You can see what your macro expands to:

  arc> (macex1 '(inl 1 '(1 2 3)))
  (in 1 quote (1 2 3))
That probably explains the error message. (Quotes expand to the symbol quote.)

So all you have to do is not quote your argument:

  arc> (inl 1 (1 2 3))
  t
As a general rule, however, try not to use a macro unless you have to. In this case there's a pure function that does what you want:

  arc> (pos 1 '(1 2 3))
  0
  arc> (pos 4 '(1 2 3))
  nil
(You can use pos in a conditional just like inl because it is guaranteed to only return nil if and only if the element doesn't exist.)

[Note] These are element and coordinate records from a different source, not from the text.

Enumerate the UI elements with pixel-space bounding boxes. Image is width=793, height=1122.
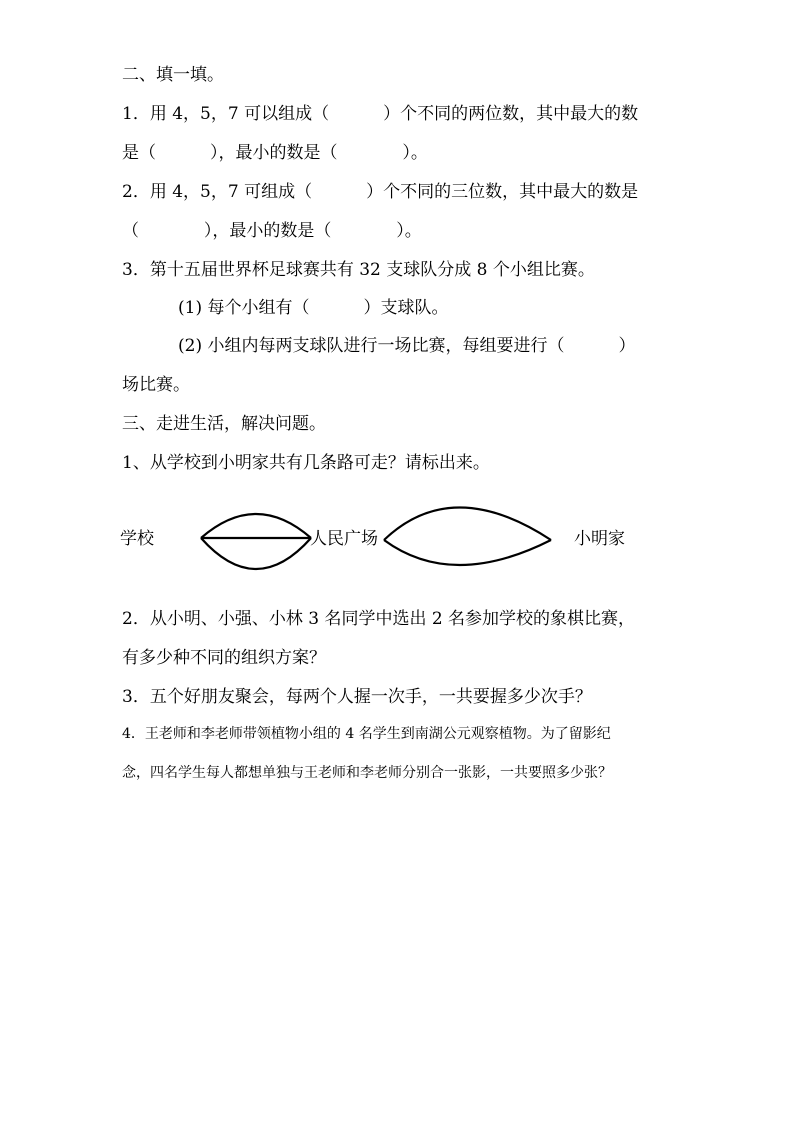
question-2-3-sub-2-continuation: 场比赛。 — [122, 375, 190, 395]
section-3-heading: 三、走进生活，解决问题。 — [122, 414, 326, 434]
question-3-1-text: 1、从学校到小明家共有几条路可走？请标出来。 — [122, 453, 490, 473]
place-school: 学校 — [120, 529, 154, 549]
question-2-1-line-2: 是（ ），最小的数是（ ）。 — [122, 143, 428, 163]
place-xiaoming-home: 小明家 — [574, 529, 625, 549]
question-3-2-line-2: 有多少种不同的组织方案？ — [122, 648, 326, 668]
route-school-square-lower — [201, 538, 311, 569]
route-square-home-lower — [384, 540, 551, 565]
route-square-home-upper — [384, 508, 551, 541]
question-3-4-line-1: 4．王老师和李老师带领植物小组的 4 名学生到南湖公元观察植物。为了留影纪 — [122, 726, 611, 742]
question-2-3-sub-2: (2) 小组内每两支球队进行一场比赛，每组要进行（ ） — [178, 336, 636, 356]
question-2-3-line-1: 3．第十五届世界杯足球赛共有 32 支球队分成 8 个小组比赛。 — [122, 260, 595, 280]
question-3-3-text: 3．五个好朋友聚会，每两个人握一次手，一共要握多少次手？ — [122, 687, 592, 707]
question-2-1-line-1: 1．用 4，5，7 可以组成（ ）个不同的两位数，其中最大的数 — [122, 104, 639, 124]
place-peoples-square: 人民广场 — [310, 529, 378, 549]
question-2-2-line-2: （ ），最小的数是（ ）。 — [122, 221, 422, 241]
question-3-4-line-2: 念，四名学生每人都想单独与王老师和李老师分别合一张影，一共要照多少张？ — [122, 765, 612, 781]
question-2-2-line-1: 2．用 4，5，7 可组成（ ）个不同的三位数，其中最大的数是 — [122, 182, 639, 202]
question-3-2-line-1: 2．从小明、小强、小林 3 名同学中选出 2 名参加学校的象棋比赛， — [122, 609, 636, 629]
question-2-3-sub-1: (1) 每个小组有（ ）支球队。 — [178, 298, 449, 318]
section-2-heading: 二、填一填。 — [122, 65, 224, 85]
route-school-square-upper — [201, 514, 311, 538]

More info: http://arclanguage.github.io/ref/list.html#pos. As an exercise try implementing pos for yourself :) And feel free to ask us more questions! I hadn't realized there were questions at stack overflow. I'll try to hang out there, but there's really nothing off-topic here.



3 points by shader 3709 days ago | link

I think it might help to point out how the macro expands there:

  (inl 1 '(1 2 3))
is transformed by the reader to

  (inl 1 (quote (1 2 3)))
which is then macro expanded by

  `(in ,elt ,@lst)
where elt is bound to '1, and lst is bound to '(quote (1 2 3)). This means that when lst is spliced in, you get:

  '(in 1 quote (1 2 3))
As stated, the problem is largely the choice of macro instead of function. Macros are primarily useful to control evaluation; they do not evaluate their arguments by default. A macro will only let you work with the literal input, not their values. You can't (with arc) have your cake and eat it too; you can only work with either the syntax, or the values. You wouldn't be able to do something like:

  (let x '(1 2 3)
     (inl 1 x))
for instance, because it would attempt to treat the symbol 'x as if it were a list to be spliced, not the value of x. That's why you need a function, like pos.